The specimen is well known... I have never come across an institution or
country anywhere in the world that doesn't allow photographs of public
exhibitions of fossil specimens. Maybe I'm wrong.>
I think one reason is thus, and its perfectly logical:
Possession of an object is absolute control. Protection on use,
perception, etc., of that object is intrinsically involved with
possession. Reproduction of that object, as a cast, model, photograph, may
be/is similarly protected, and can be the owned property of the possesser
of the reproduced object. A painting is the property of the painter, until
gifted or bought, and any reproduction of that painting, either a photo or
a copy, can be similarly considered property (copyright) of the original
producer, until sold, gifted, granted permission of use of, etc. Most
photos of specimens in papers, unless produced by the author, are
copyritten by the owner of the specimen, be that institution, state, or
nation. Typically, photos are granted with a coption that reads
"reproduced with permission of ..." or, "(c) Institute of Paleontology..."

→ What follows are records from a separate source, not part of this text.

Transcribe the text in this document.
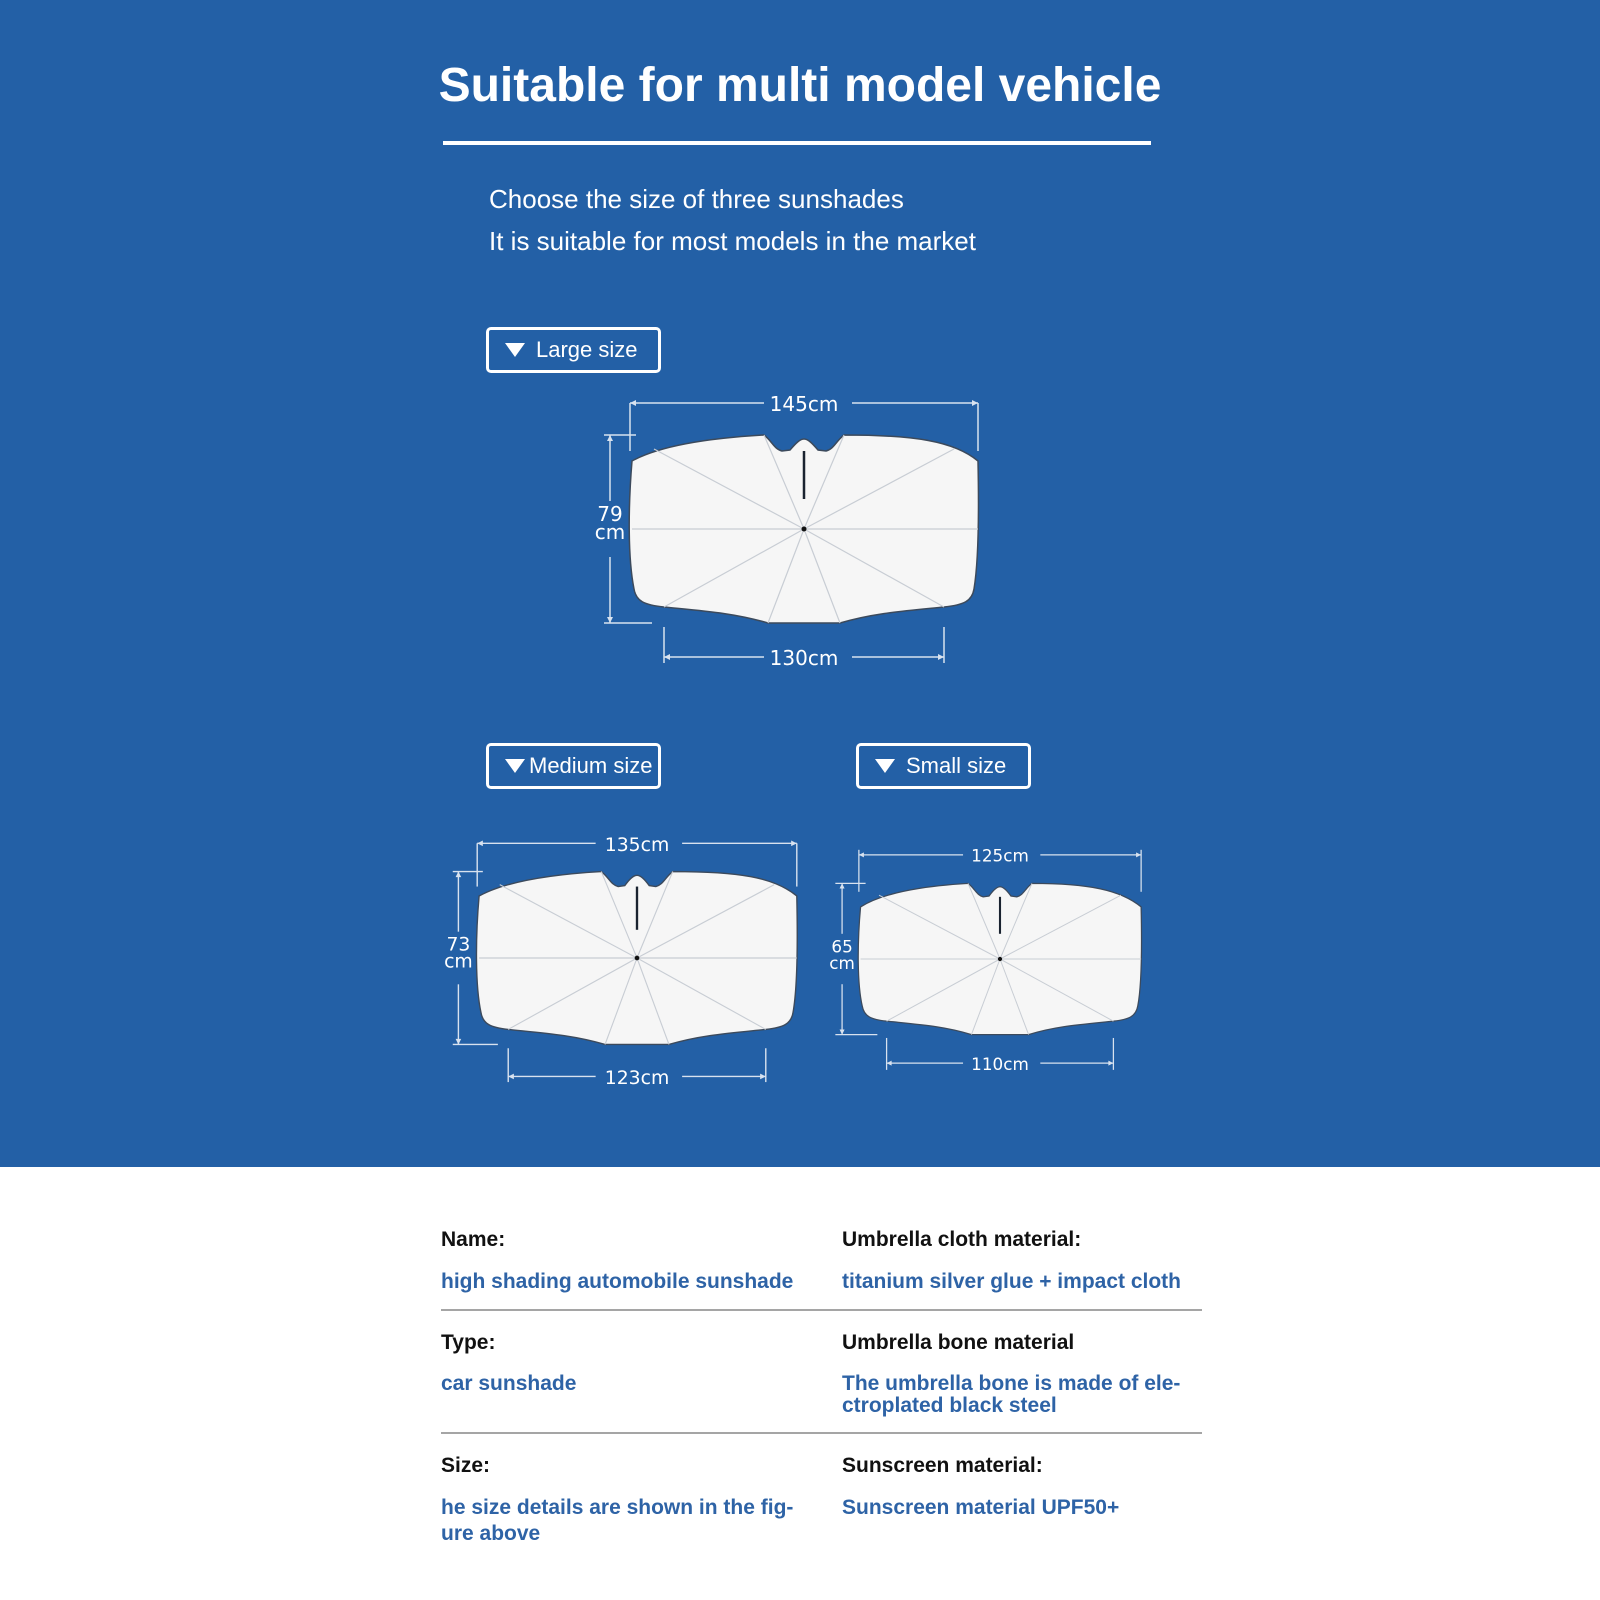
Suitable for multi model vehicle
Choose the size of three sunshades
It is suitable for most models in the market
Large size
Medium size	Small size
145cm
130cm
79
cm
135cm
123cm
73
cm
125cm
110cm
65
cm
Name:
high shading automobile sunshade
Umbrella cloth material:
titanium silver glue + impact cloth
Type:
car sunshade
Umbrella bone material
The umbrella bone is made of ele-
ctroplated black steel
Size:
he size details are shown in the fig-
ure above
Sunscreen material:
Sunscreen material UPF50+
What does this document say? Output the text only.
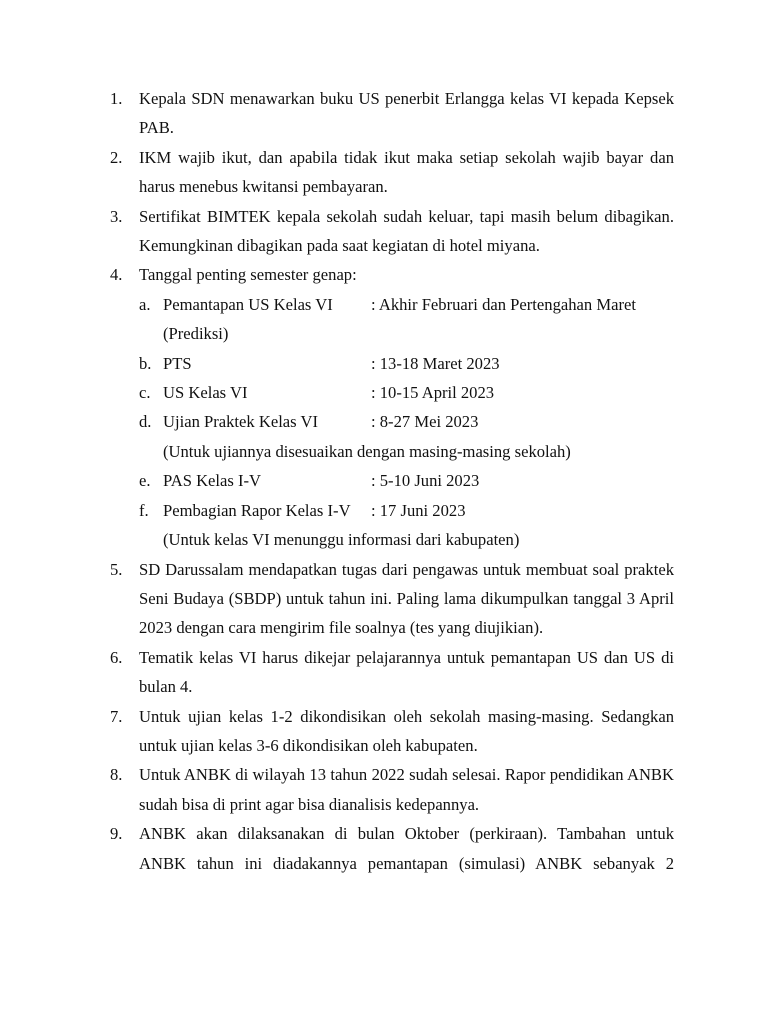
1. Kepala SDN menawarkan buku US penerbit Erlangga kelas VI kepada Kepsek PAB.
2. IKM wajib ikut, dan apabila tidak ikut maka setiap sekolah wajib bayar dan harus menebus kwitansi pembayaran.
3. Sertifikat BIMTEK kepala sekolah sudah keluar, tapi masih belum dibagikan. Kemungkinan dibagikan pada saat kegiatan di hotel miyana.
4. Tanggal penting semester genap:
a. Pemantapan US Kelas VI	: Akhir Februari dan Pertengahan Maret
(Prediksi)
b. PTS	: 13-18 Maret 2023
c. US Kelas VI	: 10-15 April 2023
d. Ujian Praktek Kelas VI	: 8-27 Mei 2023
(Untuk ujiannya disesuaikan dengan masing-masing sekolah)
e. PAS Kelas I-V	: 5-10 Juni 2023
f. Pembagian Rapor Kelas I-V	: 17 Juni 2023
(Untuk kelas VI menunggu informasi dari kabupaten)
5. SD Darussalam mendapatkan tugas dari pengawas untuk membuat soal praktek Seni Budaya (SBDP) untuk tahun ini. Paling lama dikumpulkan tanggal 3 April 2023 dengan cara mengirim file soalnya (tes yang diujikian).
6. Tematik kelas VI harus dikejar pelajarannya untuk pemantapan US dan US di bulan 4.
7. Untuk ujian kelas 1-2 dikondisikan oleh sekolah masing-masing. Sedangkan untuk ujian kelas 3-6 dikondisikan oleh kabupaten.
8. Untuk ANBK di wilayah 13 tahun 2022 sudah selesai. Rapor pendidikan ANBK sudah bisa di print agar bisa dianalisis kedepannya.
9. ANBK akan dilaksanakan di bulan Oktober (perkiraan). Tambahan untuk ANBK tahun ini diadakannya pemantapan (simulasi) ANBK sebanyak 2
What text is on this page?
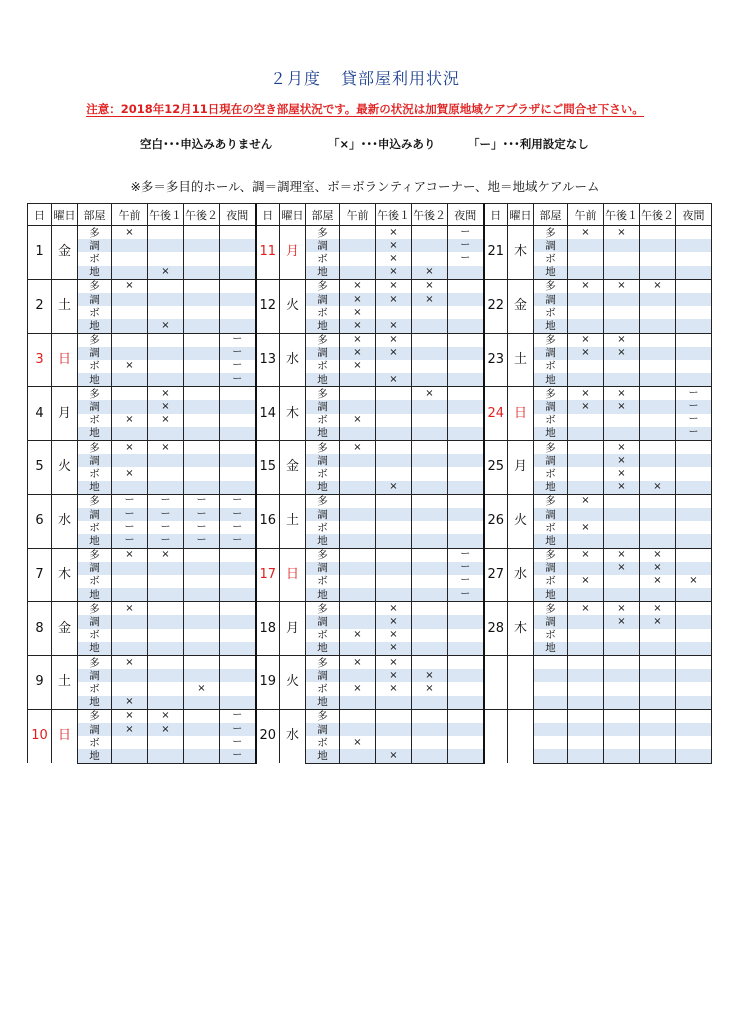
２月度 貸部屋利用状況
注意：2018年12月11日現在の空き部屋状況です。最新の状況は加賀原地域ケアプラザにご問合せ下さい。
空白･･･申込みありません	「×」･･･申込みあり	「ー」･･･利用設定なし
※多＝多目的ホール、調＝調理室、ボ＝ボランティアコーナー、地＝地域ケアルーム
日	曜日	部屋	午前	午後１	午後２	夜間	日	曜日	部屋	午前	午後１	午後２	夜間	日	曜日	部屋	午前	午後１	午後２	夜間
1	金	多	×				11	月	多		×		ー	21	木	多	×	×		
		調							調		×		ー			調				
		ボ							ボ		×		ー			ボ				
		地		×					地		×	×				地				
2	土	多	×				12	火	多	×	×	×		22	金	多	×	×	×	
		調							調	×	×	×				調				
		ボ							ボ	×						ボ				
		地		×					地	×	×					地				
3	日	多				ー	13	水	多	×	×			23	土	多	×	×		
		調				ー			調	×	×					調	×	×		
		ボ	×			ー			ボ	×						ボ				
		地				ー			地		×					地				
4	月	多		×			14	木	多			×		24	日	多	×	×		ー
		調		×					調							調	×	×		ー
		ボ	×	×					ボ	×						ボ				ー
		地							地							地				ー
5	火	多	×	×			15	金	多	×				25	月	多		×		
		調							調							調		×		
		ボ	×						ボ							ボ		×		
		地							地		×					地		×	×	
6	水	多	ー	ー	ー	ー	16	土	多					26	火	多	×			
		調	ー	ー	ー	ー			調							調				
		ボ	ー	ー	ー	ー			ボ							ボ	×			
		地	ー	ー	ー	ー			地							地				
7	木	多	×	×			17	日	多				ー	27	水	多	×	×	×	
		調							調				ー			調		×	×	
		ボ							ボ				ー			ボ	×		×	×
		地							地				ー			地				
8	金	多	×				18	月	多		×			28	木	多	×	×	×	
		調							調		×					調		×	×	
		ボ							ボ	×	×					ボ				
		地							地		×					地				
9	土	多	×				19	火	多	×	×									
		調							調		×	×								
		ボ			×				ボ	×	×	×								
		地	×						地											
10	日	多	×	×		ー	20	水	多											
		調	×	×		ー			調											
		ボ				ー			ボ	×										
		地				ー			地		×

and so forth. Any photographed specimen included in a paper must be
granted by permission of the institution; many institutions will grant
permission before hand, and often waive such permission when grants in
museums state "photographs can be taken." Statements to the effect of "Do
not take photographs" are pretty clear. Still, one can take sketches, or
ask the curator for permission. It doesn't involve a lot of problem.
Original sources (Greg Paul's skeleton of *Scipionyx* in _Dinosaurs of the
Air_) does not count and reproduced, since it is an original structure. So
is any drawing. A photograph is of the specimen itself. It seems logical
then in the case of the Italian governments stricture, though perhaps too
harsh. One can easily say that any reputable scientist or institution may
reproduce the photo as long as the use is by certain guidelines.
My couple lira on the issue,
Jaime A. Headden
Little steps are often the hardest to take. We are too used to making leaps
in the face of adversity, that a simple skip is so hard to do. We should all
learn to walk soft, walk small, see the world around us rather than zoom by it.